Summary: A large-scale analysis of UK Biobank exome data has identified rare protein-altering variants associated with left-handedness, most notably in the beta-tubulin gene TUBB4B. These results strengthen the link between microtubule-related genes and brain asymmetry and reveal genetic overlap between handedness and certain neurodevelopmental disorders.
Using exome sequences from hundreds of thousands of participants, researchers have located uncommon coding changes that occur more frequently in people who are left-handed. While the effect sizes are clear for some rare variants, they explain only a small portion of handedness heritability, indicating that handedness arises from a complex mix of genetic, developmental, and environmental influences.
Key Facts:
- Rare coding variants in the TUBB4B gene are significantly enriched in left-handed individuals, providing direct evidence for a genetic component to handedness.
- Some rare variants associated with left-handedness are located in genes previously implicated in neurodevelopmental disorders—examples include DSCAM and FOXP1—highlighting shared biological pathways.
- Despite these discoveries, rare coding variants account for only about 0.9–1.0% of the exome-wide heritability of left-handedness, underscoring the multifactorial nature of the trait.
Background and significance
Handedness reflects the brain’s left-right functional specialization. Approximately 90% of people are right-handed, and the remaining population shows varying degrees of left-handedness. Studying handedness can reveal important information about brain development and organization, and its links to cognition and neurodevelopmental conditions.
Previous genome-wide association studies (GWAS) implicated many common, non-coding variants that likely affect gene regulation. This new exome-wide study complements those findings by focusing on rare, protein-altering variants—changes that directly affect amino acid sequences and can provide stronger clues about biological mechanisms.
What the study found
Researchers examined exome data from 38,043 left-handed and 313,271 right-handed UK Biobank participants to test whether rare coding variants (frequency ≤ 1%) are associated with handedness. The most striking result was an exome-wide significant excess of rare coding variants in the TUBB4B gene among left-handed individuals. Overall, rare TUBB4B variants were about 2.7 times more common in left-handers than right-handers.
Most of the TUBB4B changes were heterozygous missense variants—single amino-acid substitutions—though two unique frameshift mutations were observed only in left-handed participants. While other TUBB4B variants have previously been linked to sensorineural or ciliopathic conditions, the specific variants identified in this analysis are distinct and point to new functional questions about microtubule biology in brain development.

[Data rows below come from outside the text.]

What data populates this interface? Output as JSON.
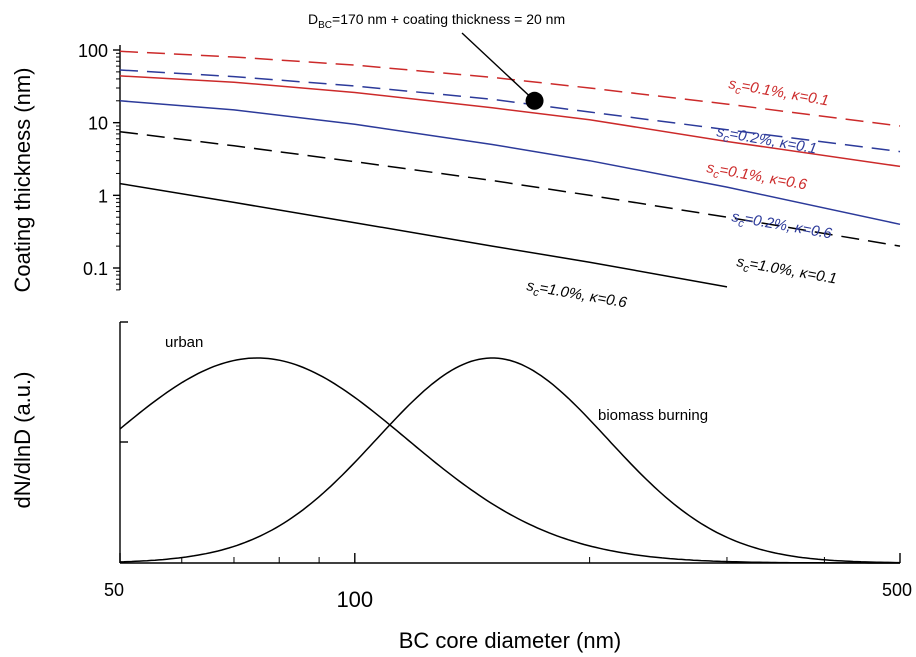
{
  "chart_data": [
    {
      "type": "line",
      "ylabel": "Coating thickness (nm)",
      "yscale": "log",
      "xscale": "log",
      "xlim": [
        50,
        500
      ],
      "ylim": [
        0.05,
        120
      ],
      "y_tick_labels": [
        "100",
        "10",
        "1",
        "0.1"
      ],
      "y_tick_values": [
        100,
        10,
        1,
        0.1
      ],
      "colors": {
        "red": "#cc2a2a",
        "blue": "#2c3a9a",
        "black": "#000000"
      },
      "series": [
        {
          "name": "sc=0.1%, κ=0.1",
          "label_main": "s",
          "label_sub": "c",
          "label_rest": "=0.1%, κ=0.1",
          "color": "#cc2a2a",
          "dash": true,
          "x": [
            50,
            70,
            100,
            150,
            200,
            300,
            500
          ],
          "y": [
            96,
            80,
            62,
            42,
            30,
            18,
            9
          ]
        },
        {
          "name": "sc=0.2%, κ=0.1",
          "label_main": "s",
          "label_sub": "c",
          "label_rest": "=0.2%, κ=0.1",
          "color": "#2c3a9a",
          "dash": true,
          "x": [
            50,
            70,
            100,
            150,
            200,
            300,
            500
          ],
          "y": [
            53,
            43,
            32,
            21,
            14,
            8,
            4
          ]
        },
        {
          "name": "sc=0.1%, κ=0.6",
          "label_main": "s",
          "label_sub": "c",
          "label_rest": "=0.1%, κ=0.6",
          "color": "#cc2a2a",
          "dash": false,
          "x": [
            50,
            70,
            100,
            150,
            200,
            300,
            500
          ],
          "y": [
            44,
            36,
            26,
            16,
            11,
            5.5,
            2.5
          ]
        },
        {
          "name": "sc=0.2%, κ=0.6",
          "label_main": "s",
          "label_sub": "c",
          "label_rest": "=0.2%, κ=0.6",
          "color": "#2c3a9a",
          "dash": false,
          "x": [
            50,
            70,
            100,
            150,
            200,
            300,
            500
          ],
          "y": [
            20,
            15,
            9.5,
            5,
            3,
            1.3,
            0.4
          ]
        },
        {
          "name": "sc=1.0%, κ=0.1",
          "label_main": "s",
          "label_sub": "c",
          "label_rest": "=1.0%, κ=0.1",
          "color": "#000000",
          "dash": true,
          "x": [
            50,
            70,
            100,
            150,
            200,
            300,
            500
          ],
          "y": [
            7.5,
            4.8,
            2.9,
            1.6,
            1.0,
            0.5,
            0.2
          ]
        },
        {
          "name": "sc=1.0%, κ=0.6",
          "label_main": "s",
          "label_sub": "c",
          "label_rest": "=1.0%, κ=0.6",
          "color": "#000000",
          "dash": false,
          "x": [
            50,
            70,
            100,
            150,
            200,
            300
          ],
          "y": [
            1.45,
            0.8,
            0.42,
            0.2,
            0.12,
            0.055
          ]
        }
      ],
      "point": {
        "x": 170,
        "y": 20
      },
      "annotation": {
        "main": "D",
        "sub": "BC",
        "rest": "=170 nm + coating thickness = 20 nm"
      }
    },
    {
      "type": "line",
      "xlabel": "BC core diameter (nm)",
      "ylabel": "dN/dlnD (a.u.)",
      "xscale": "log",
      "xlim": [
        50,
        500
      ],
      "ylim": [
        0,
        1.05
      ],
      "x_tick_labels": [
        "50",
        "100",
        "500"
      ],
      "x_tick_values": [
        50,
        100,
        500
      ],
      "series": [
        {
          "name": "urban",
          "center": 75,
          "sigma_ln": 0.44,
          "x": [
            50,
            60,
            75,
            100,
            150,
            200,
            300,
            500
          ],
          "y": [
            0.73,
            0.92,
            1.0,
            0.81,
            0.36,
            0.14,
            0.02,
            0.0
          ]
        },
        {
          "name": "biomass burning",
          "center": 150,
          "sigma_ln": 0.34,
          "x": [
            50,
            75,
            100,
            150,
            200,
            300,
            400,
            500
          ],
          "y": [
            0.01,
            0.09,
            0.43,
            1.0,
            0.74,
            0.17,
            0.03,
            0.0
          ]
        }
      ]
    }
  ]
}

Beyond TUBB4B, the study detected associations between left-handedness and rare coding variants in genes already implicated by exome screening for autism and schizophrenia, including DSCAM and FOXP1. These overlaps suggest that some of the molecular pathways influencing handedness also contribute to neurodevelopmental risk.
Heritability and interpretation
Although these rare variants have measurable associations, their combined contribution to exome-wide heritability of left-handedness was estimated at approximately 0.91%. In practical terms, this means rare protein-altering variants are one piece of the puzzle but are far from the whole explanation. Common regulatory variants, environmental factors, and developmental stochasticity likely account for much of the remaining variation.
Implications and future directions
This work advances our understanding of how specific protein-altering changes can influence lateralized brain traits. Identifying TUBB4B and other microtubule-related genes implicates cellular structures that are fundamental to neuronal development, migration, and the establishment of left-right brain organization. Follow-up studies—functional experiments, developmental analyses, and more detailed phenotype correlations—will be necessary to translate these genetic signals into mechanistic insights.
The overlap between handedness-associated rare variants and genes implicated in autism and schizophrenia highlights shared developmental biology and suggests avenues for research into how early brain asymmetry relates to neurodevelopmental outcomes.
About this genetics and neurodevelopment research news
Author: Neuroscience News Communications
Source: Neuroscience News
Contact: Neuroscience News Communications – Neuroscience News
Image: The image is credited to Neuroscience News
Original Research: Open access. “Exome-wide analysis implicates rare protein-altering variants in human handedness” by Dick Schijven et al., Nature Communications.
Abstract (concise)
Handedness reflects hemispheric specialization and occurs more frequently in some neurodevelopmental disorders. While GWAS have highlighted common, mostly non-coding variants—some in tubulin and microtubule-associated genes—this study tested whether rare coding variants also influence handedness. Using exome data from 38,043 left-handed and 313,271 right-handed UK Biobank participants, the beta-tubulin gene TUBB4B reached exome-wide significance, with rare coding variants 2.7 times more frequent in left-handers. Most variants were heterozygous missense changes; two frameshifts were found exclusively in left-handed individuals. DSCAM and FOXP1, genes previously implicated in autism and schizophrenia, also showed evidence of association. The estimated exome-wide heritability for left-handedness due to rare coding variants was 0.91%, demonstrating that rare protein-altering changes contribute to handedness and implicating microtubule-related biology and disorder-relevant genes.